A new study suggests that we still don’t know what causes tooth decay.

The research published in the journal Nature Medicine has found that the disease can be caused by a combination of factors.

Researchers at the University of Exeter in the UK used a tooth chart to determine the prevalence of different tooth decay stages in the human population.

They looked at the data from nearly 300,000 individuals who had undergone an extraction procedure, as well as a cohort of 5,000 healthy volunteers who had their teeth extracted in another way.

The researchers found that, in general, tooth decay was more prevalent in the older age groups.

But they also found that some of the older people had significantly lower levels of the disease.

The team found that one of the biggest risk factors for tooth decay in older people was tooth loss.

These were usually caused by cavities, and it was suggested that dental health could be improved by using fluoride toothpaste. 

The team concluded that there are several potential mechanisms for the tooth decay and the authors say they have no reason to doubt this.

More from BBC Science:  What are the chances of a child dying of cancer? 

The BBC’s science correspondent, Dan Sheridan, explains why it is important for parents to have a realistic view of their child’s health and wellbeing.
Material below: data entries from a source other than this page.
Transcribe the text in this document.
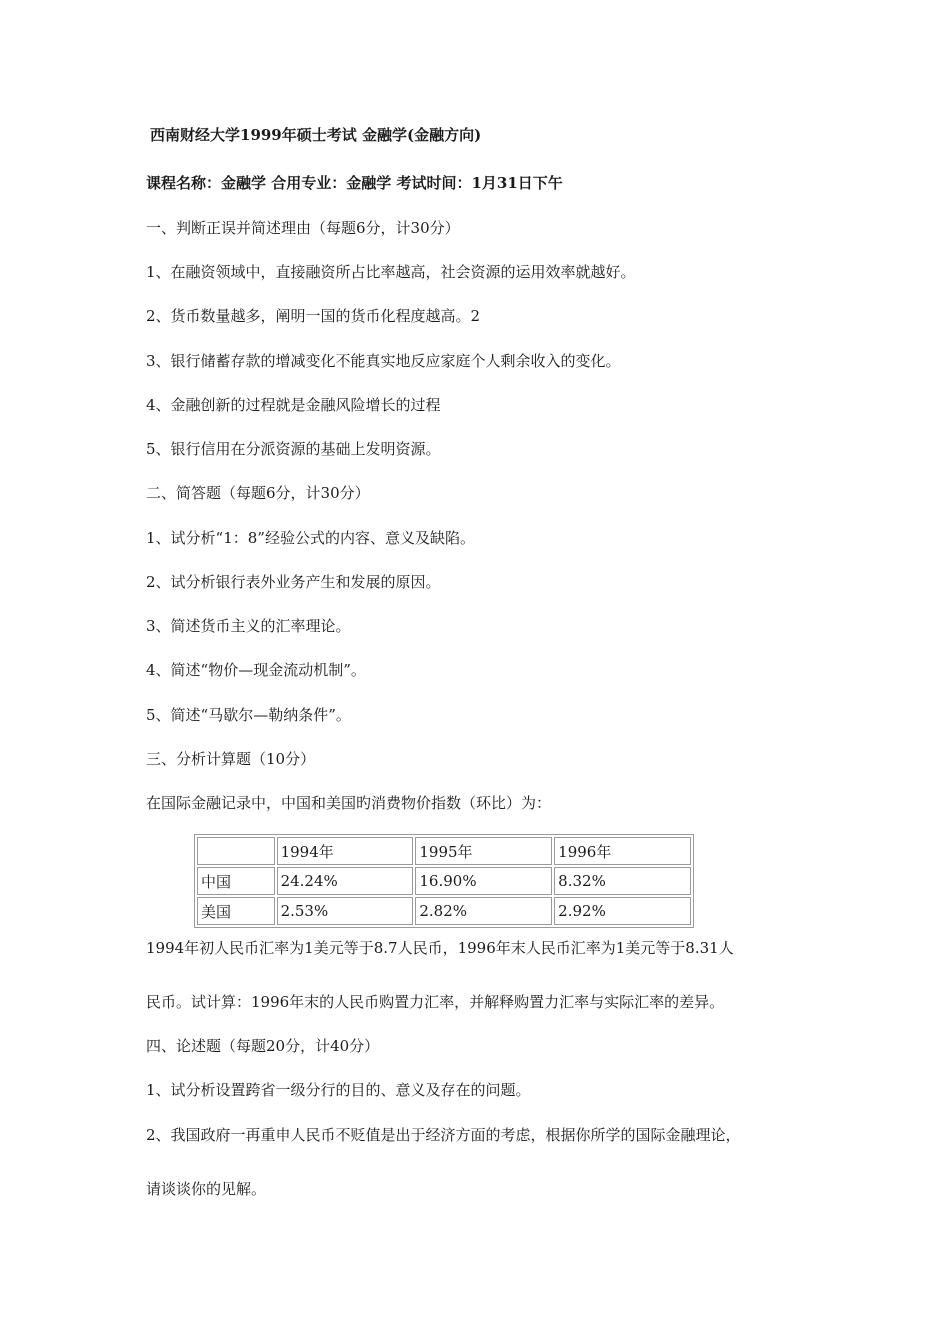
西南财经大学1999年硕士考试 金融学(金融方向)
课程名称：金融学 合用专业：金融学 考试时间：1月31日下午
一、判断正误并简述理由（每题6分，计30分）
1、在融资领域中，直接融资所占比率越高，社会资源的运用效率就越好。
2、货币数量越多，阐明一国的货币化程度越高。2
3、银行储蓄存款的增减变化不能真实地反应家庭个人剩余收入的变化。
4、金融创新的过程就是金融风险增长的过程
5、银行信用在分派资源的基础上发明资源。
二、简答题（每题6分，计30分）
1、试分析“1：8”经验公式的内容、意义及缺陷。
2、试分析银行表外业务产生和发展的原因。
3、简述货币主义的汇率理论。
4、简述“物价—现金流动机制”。
5、简述“马歇尔—勒纳条件”。
三、分析计算题（10分）
在国际金融记录中，中国和美国旳消费物价指数（环比）为：
	1994年	1995年	1996年
中国	24.24%	16.90%	8.32%
美国	2.53%	2.82%	2.92%
1994年初人民币汇率为1美元等于8.7人民币，1996年末人民币汇率为1美元等于8.31人
民币。试计算：1996年末的人民币购置力汇率，并解释购置力汇率与实际汇率的差异。
四、论述题（每题20分，计40分）
1、试分析设置跨省一级分行的目的、意义及存在的问题。
2、我国政府一再重申人民币不贬值是出于经济方面的考虑，根据你所学的国际金融理论，
请谈谈你的见解。
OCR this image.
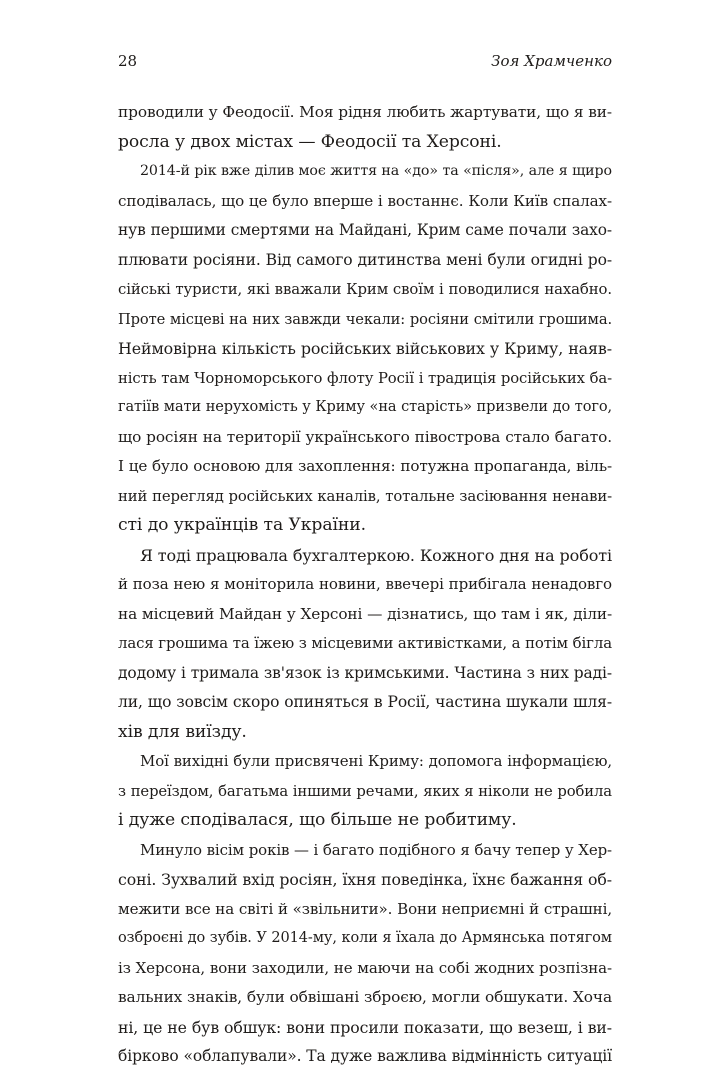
28	Зоя Храмченко
проводили у Феодосії. Моя рідня любить жартувати, що я ви-
росла у двох містах — Феодосії та Херсоні.
2014-й рік вже ділив моє життя на «до» та «після», але я щиро
сподівалась, що це було вперше і востаннє. Коли Київ спалах-
нув першими смертями на Майдані, Крим саме почали захо-
плювати росіяни. Від самого дитинства мені були огидні ро-
сійські туристи, які вважали Крим своїм і поводилися нахабно.
Проте місцеві на них завжди чекали: росіяни смітили грошима.
Неймовірна кількість російських військових у Криму, наяв-
ність там Чорноморського флоту Росії і традиція російських ба-
гатіїв мати нерухомість у Криму «на старість» призвели до того,
що росіян на території українського півострова стало багато.
І це було основою для захоплення: потужна пропаганда, віль-
ний перегляд російських каналів, тотальне засіювання ненави-
сті до українців та України.
Я тоді працювала бухгалтеркою. Кожного дня на роботі
й поза нею я моніторила новини, ввечері прибігала ненадовго
на місцевий Майдан у Херсоні — дізнатись, що там і як, діли-
лася грошима та їжею з місцевими активістками, а потім бігла
додому і тримала зв'язок із кримськими. Частина з них раді-
ли, що зовсім скоро опиняться в Росії, частина шукали шля-
хів для виїзду.
Мої вихідні були присвячені Криму: допомога інформацією,
з переїздом, багатьма іншими речами, яких я ніколи не робила
і дуже сподівалася, що більше не робитиму.
Минуло вісім років — і багато подібного я бачу тепер у Хер-
соні. Зухвалий вхід росіян, їхня поведінка, їхнє бажання об-
межити все на світі й «звільнити». Вони неприємні й страшні,
озброєні до зубів. У 2014-му, коли я їхала до Армянська потягом
із Херсона, вони заходили, не маючи на собі жодних розпізна-
вальних знаків, були обвішані зброєю, могли обшукати. Хоча
ні, це не був обшук: вони просили показати, що везеш, і ви-
бірково «облапували». Та дуже важлива відмінність ситуації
He says that children who are born with cancer can have their cancer removed in infancy and this is a good way of getting the disease under control.

He says this is an important message for parents who want to protect their children from the disease, but that the real threat comes when the disease reaches a certain stage. 

He adds that there is a risk of the cancer developing into other malignant tumours. 

However, he says that a good understanding of the causes of tooth decay will be vital in the fight against this deadly disease.